Examples where we embrace AI non-determinism:
- Analysing natural language in Jira issues
- Writing commit messages and documentation
- Searching for fixes upstream
Examples where we use deterministic code:
- Git operations (clone, checkout, apply patches)
- File system operations
- Complex deterministic logic, like mapping RHEL versions to branches
Lesson learned: Design your system to be “AI-assisted” rather than “AI-controlled”. Use AI for the creative, analytical work, but rely on deterministic code for the critical operations.
From code to service
Once you move from building a prototype to building a production system, you also need to think about the infrastructure and other components, not just agents and code around them. Here are just a few examples of what we architected that keeps AI agents running reliably:
- Queue-based architecture: We use valkey queues to orchestrate work between agents, a reliable pattern we already knew worked. Issues flow through different queues with automatic retry logic.
- Observability: Every agent action flows through Phoenix tracing, giving us complete visibility into what agents are thinking and doing. When something goes wrong, we can trace exactly which decisions led to the failure. This isn't just logging - it's understanding why your AI system made specific choices.
- Container deployment: The entire system runs on OpenShift and each agent type has its own deployment with resource limits. This also makes the whole system easily scalable.
- Dry-run capabilities: Every operation has a dry-run support built in. This helps us to better test and debug the agent's behaviour. When an agent makes an unexpected decision, we can replay the scenario safely.
Lesson learned: Start thinking about operational capabilities on day one. Dry-run modes, proper logging, and failure recovery aren't “nice to haves” - they are what makes AI systems actually usable.
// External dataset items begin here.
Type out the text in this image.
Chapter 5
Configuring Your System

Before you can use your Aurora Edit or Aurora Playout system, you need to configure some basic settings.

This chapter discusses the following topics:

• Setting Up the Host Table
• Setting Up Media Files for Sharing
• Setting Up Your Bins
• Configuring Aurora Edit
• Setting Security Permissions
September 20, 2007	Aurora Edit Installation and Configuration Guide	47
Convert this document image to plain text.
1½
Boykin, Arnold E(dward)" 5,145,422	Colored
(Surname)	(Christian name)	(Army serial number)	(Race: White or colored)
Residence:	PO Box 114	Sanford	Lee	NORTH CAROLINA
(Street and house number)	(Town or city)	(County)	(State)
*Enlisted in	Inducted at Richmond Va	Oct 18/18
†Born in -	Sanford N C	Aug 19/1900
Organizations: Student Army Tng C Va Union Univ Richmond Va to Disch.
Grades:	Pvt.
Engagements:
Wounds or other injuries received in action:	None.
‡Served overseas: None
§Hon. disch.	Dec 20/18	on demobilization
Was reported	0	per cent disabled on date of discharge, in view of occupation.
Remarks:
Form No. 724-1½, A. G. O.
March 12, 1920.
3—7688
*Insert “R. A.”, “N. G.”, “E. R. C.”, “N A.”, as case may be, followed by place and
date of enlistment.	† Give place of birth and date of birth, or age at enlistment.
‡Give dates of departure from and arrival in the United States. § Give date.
And since LLMs produce a ton of output, you'll need an efficient way to find out why the agents made such an odd decision.
Takeaways
After roughly 3.5 months of development, our system is currently running for a selected set of components - and it's being heavily developed. But by following these principles, we've seen a huge difference in reliability and maintainability. More importantly, we're now much clearer about what's actually possible to do with AI and what isn't.
Ask me again in 3 months, and I'll probably have another set of valuable lessons learned. But that's the nature of this rapidly evolving field.